Tea Helped Women Win the Right to Vote

The suffrage movement began with a tea party

 

In Waterloo, New York on July 9, 1848, five women that would become pivotal members of the suffragist movement and the fight for women’s right to vote, met for tea. Jane Hunt organized the gathering at her home, inviting Lucretia Mott, Martha Wright, Mary Ann McClintock, and Elizabeth Cady Stanton. Though their first tea party began as a small, invite only gathering, this initial meeting would soon lead to the Seneca Falls Convention, to take place on July 19th and 20th of the same year in Seneca Falls, New York. This convention was the first women’s rights conference in the United States and the official launch of the suffrage movement. 

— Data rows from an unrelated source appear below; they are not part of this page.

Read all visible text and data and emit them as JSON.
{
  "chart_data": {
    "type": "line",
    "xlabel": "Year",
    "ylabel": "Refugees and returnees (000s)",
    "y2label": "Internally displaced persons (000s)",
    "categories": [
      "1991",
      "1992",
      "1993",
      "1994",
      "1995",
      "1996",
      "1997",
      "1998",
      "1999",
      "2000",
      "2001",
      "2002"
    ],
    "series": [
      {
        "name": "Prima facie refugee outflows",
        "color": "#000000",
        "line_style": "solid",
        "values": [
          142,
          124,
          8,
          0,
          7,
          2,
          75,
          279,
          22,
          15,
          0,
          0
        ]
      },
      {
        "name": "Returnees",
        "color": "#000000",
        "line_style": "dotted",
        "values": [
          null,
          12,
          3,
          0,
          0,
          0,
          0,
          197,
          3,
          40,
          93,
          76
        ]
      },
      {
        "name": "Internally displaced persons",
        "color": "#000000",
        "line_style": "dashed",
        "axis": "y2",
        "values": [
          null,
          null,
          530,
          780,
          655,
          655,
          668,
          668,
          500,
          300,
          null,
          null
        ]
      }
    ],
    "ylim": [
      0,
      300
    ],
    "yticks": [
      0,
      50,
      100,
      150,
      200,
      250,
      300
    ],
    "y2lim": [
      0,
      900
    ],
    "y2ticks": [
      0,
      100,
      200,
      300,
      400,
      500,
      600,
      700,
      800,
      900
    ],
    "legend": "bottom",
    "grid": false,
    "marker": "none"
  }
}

Throughout the suffrage movement, tea continued to play an important role. In 1911, California suffragists developed and packaged wholesale tea. In northern California, they sold Equality Tea, while suffragists in southern California, including well known female grocer Nancy Tuttle Craig, began selling Votes for Women tea. In protest and solidarity, grocery customers often refused to pay their bills upon discovering that a grocer did not wish to carry suffragist tea. The profits made from selling suffragist teas went back into funding the movement and later in 1911, California officially became the sixth state where women won the vote. 

Years later in 1913, Ida B Wells founded the Alpha Suffrage Club in Chicago, the first black suffragist group in the country. The same year, affluent Alva Vanderbilt-Belmont, had a Chinese tea house built in her back lawn. Her new place of gathering acted as the setting for numerous tea party fundraisers, the revenue of which fed back into the movement. A year later, Belmont held the Conference of Great Women at her home. Tables were lined with porcelain teaware inscribed with Votes for Women in dark blue across their sides. Guests were able to take home the ware as parting gifts, a memento from the movement. 

Choosing tea to increase publicity and support around the suffragist movement was a strategic act that placed emphasis on tea’s symbolism, its ability to encourage gathering and important conversation. The closeness and comfort that tea parties fostered was harnessed as a method in communicating the importance of the suffragists’ work. Both the accessibility of Equality Tea and Votes for Women Tea, as well as tea’s widespread use and love societally, lead to a successfully marketed social justice product. 

Finally in 1920, after over 70 years of protest and perseverance, the 19th amendment granted women the right to vote in the United States, a direct outcome of the suffrage movement’s sustained efforts and activism.